6. Selon les dispositions du § n° 120 de l'instruction BOI-RSA-BASE-20-20 relative notamment aux avantages en nature : " L'avantage de logement est évalué forfaitairement ou, sur option de l'employeur, d'après la valeur locative cadastrale augmentée des avantages accessoires retenus pour leur valeur réelle. / L'option pour l'évaluation forfaitaire ou selon la valeur locative cadastrale peut être exercée pour l'ensemble des salariés ou salarié par salarié ". Aux termes des dispositions du § n° 160 de cette instruction, un abattement pour sujétions de 30 % sur la valeur locative cadastrale ou sur la valeur forfaitaire de l'avantage logement doit être appliqué " Pour les salariés ne pouvant accomplir leur activité sans être logés dans les locaux où ils exercent leurs fonctions ".

7. En premier lieu, M. B..., qui est fondé à se prévaloir de la doctrine administrative dès lors qu'elle se rapporte à une situation qui, selon lui, justifiait qu'il ne déclare pas l'avantage en litige, ne peut toutefois utilement soutenir que les dispositions des paragraphes n° 120 et suivants de l'instruction BOI-RSA-BASE-20-20 font obstacle à ce que l'administration procède à l'imposition de l'avantage en nature consenti au contribuable dans l'hypothèse où l'employeur ne l'aurait pas évalué lui-même selon les modalités prévues par les dispositions du § 120 et expressément mentionné sur ses bulletins de salaires.

8. En second lieu, si le requérant fait valoir qu'il doit bénéficier d'un abattement pour sujétions de 30 % sur la valeur de l'avantage lié au logement en application des dispositions du paragraphe n° 160 de l'instruction BOI-RSA-BASE-20-20, en invoquant des sujétions liées à " une forme d'astreinte ", il ne résulte pas de l'instruction que M. B... se soit vu attribuer la disposition de la chambre qu'il occupait à raison de nécessités de service. Il n'est donc pas fondé à solliciter à ce titre le bénéfice d'un abattement sur l'évaluation de l'avantage à laquelle a procédé l'administration.

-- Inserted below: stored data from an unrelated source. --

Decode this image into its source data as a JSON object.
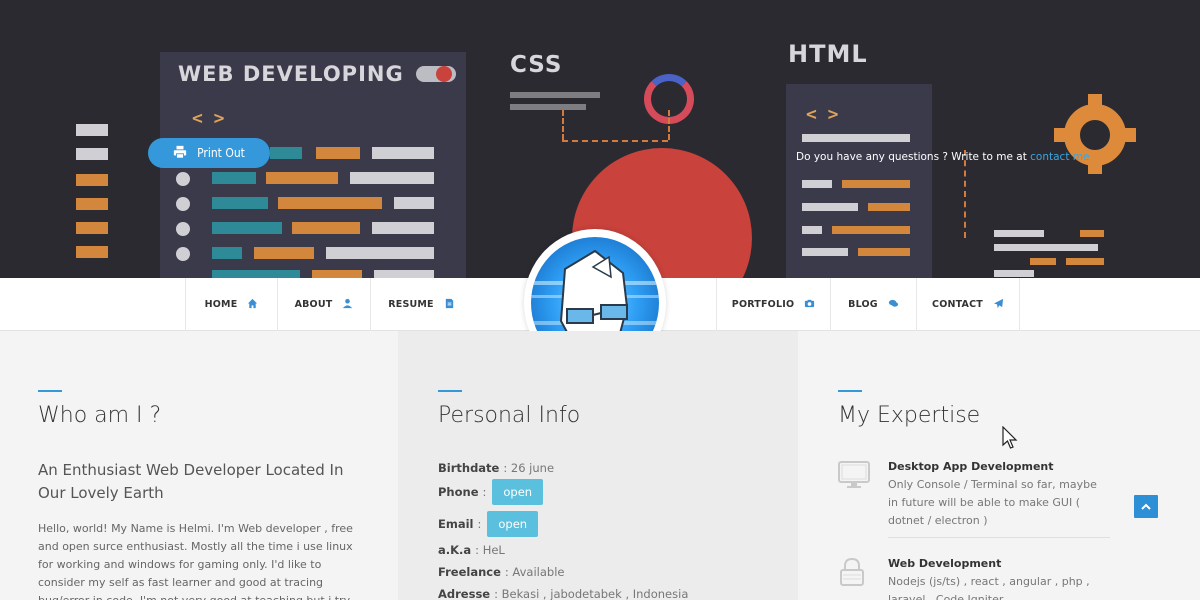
{
  "hero": {
    "deco_web_title": "WEB DEVELOPING",
    "deco_css": "CSS",
    "deco_html": "HTML",
    "deco_code_tag": "< >",
    "print_button": {
      "label": "Print Out",
      "icon": "printer-icon"
    },
    "question_text": "Do you have any questions ? Write to me at ",
    "contact_link": "contact me"
  },
  "nav": {
    "items": [
      {
        "label": "HOME",
        "icon": "home-icon"
      },
      {
        "label": "ABOUT",
        "icon": "user-icon"
      },
      {
        "label": "RESUME",
        "icon": "file-icon"
      },
      {
        "label": "PORTFOLIO",
        "icon": "camera-icon"
      },
      {
        "label": "BLOG",
        "icon": "comments-icon"
      },
      {
        "label": "CONTACT",
        "icon": "paper-plane-icon"
      }
    ],
    "avatar": "avatar-icon"
  },
  "about": {
    "title": "Who am I ?",
    "subtitle": "An Enthusiast Web Developer Located In Our Lovely Earth",
    "body": "Hello, world! My Name is Helmi. I'm Web developer , free and open surce enthusiast. Mostly all the time i use linux for working and windows for gaming only. I'd like to consider my self as fast learner and good at tracing bug/error in code. I'm not very good at teaching but i try as often as possible to help is coder"
  },
  "personal": {
    "title": "Personal Info",
    "birthdate_label": "Birthdate",
    "birthdate_value": ": 26 june",
    "phone_label": "Phone",
    "phone_sep": ":",
    "phone_button": "open",
    "email_label": "Email",
    "email_sep": ":",
    "email_button": "open",
    "aka_label": "a.K.a",
    "aka_value": ": HeL",
    "freelance_label": "Freelance",
    "freelance_value": ": Available",
    "address_label": "Adresse",
    "address_value": ": Bekasi , jabodetabek , Indonesia"
  },
  "expertise": {
    "title": "My Expertise",
    "items": [
      {
        "icon": "desktop-icon",
        "title": "Desktop App Development",
        "desc": "Only Console / Terminal so far, maybe in future will be able to make GUI ( dotnet / electron )"
      },
      {
        "icon": "lock-icon",
        "title": "Web Development",
        "desc": "Nodejs (js/ts) , react , angular , php , laravel , Code Igniter"
      }
    ]
  },
  "colors": {
    "accent": "#3498db",
    "hero_bg": "#2b2a31",
    "open_button": "#5bc0de",
    "scroll_top": "#2d8fd5"
  }
}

9. Il résulte de tout ce qui précède que M. B... est seulement fondé à obtenir la réduction des trois-quarts de la base imposable qui lui a été assignée au titre des années 2013, 2014 et 2015 au titre de l'avantage en nature résultant de la mise à disposition d'un logement et la réduction correspondante, en droits et pénalités, des cotisations supplémentaires d'impôt sur le revenu mis à sa charge. Dans les circonstances de l'espèce, il y a lieu de mettre à la charge de l'Etat une somme de

1 500 euros à verser à M. B... sur le fondement de l'article L. 761-1 du code de justice administrative.

DECIDE :

Article 1er : La base d'imposition assignée à M. B... au titre de l'impôt sur le revenu des années 2013, 2014 et 2015 à raison de l'avantage résultant de la mise à disposition d'un logement est réduite des trois-quarts.

Article 2 : M. B... est déchargé, en conséquence de la réduction d'assiette prononcée à l'article 1er ci-dessus, des suppléments d'impôt sur le revenu auxquels il a été assujetti au titre des années 2013, 2014 et 2015, en droits et pénalités.

Article 3 : Il est mis à la charge de l'Etat la somme de 1 500 euros au titre de l'article L. 761-1 du code de justice administrative.

Article 4 : Le jugement du Tribunal administratif de Melun est réformé en ce qu'il est contraire au présent arrêt.

Article 5 :' Le surplus de la requête de M. B... est rejeté.

Article 6 : Le présent arrêt sera notifié à M. A... B... et au ministre de l'économie, des finances et de la souveraineté industrielle et numérique.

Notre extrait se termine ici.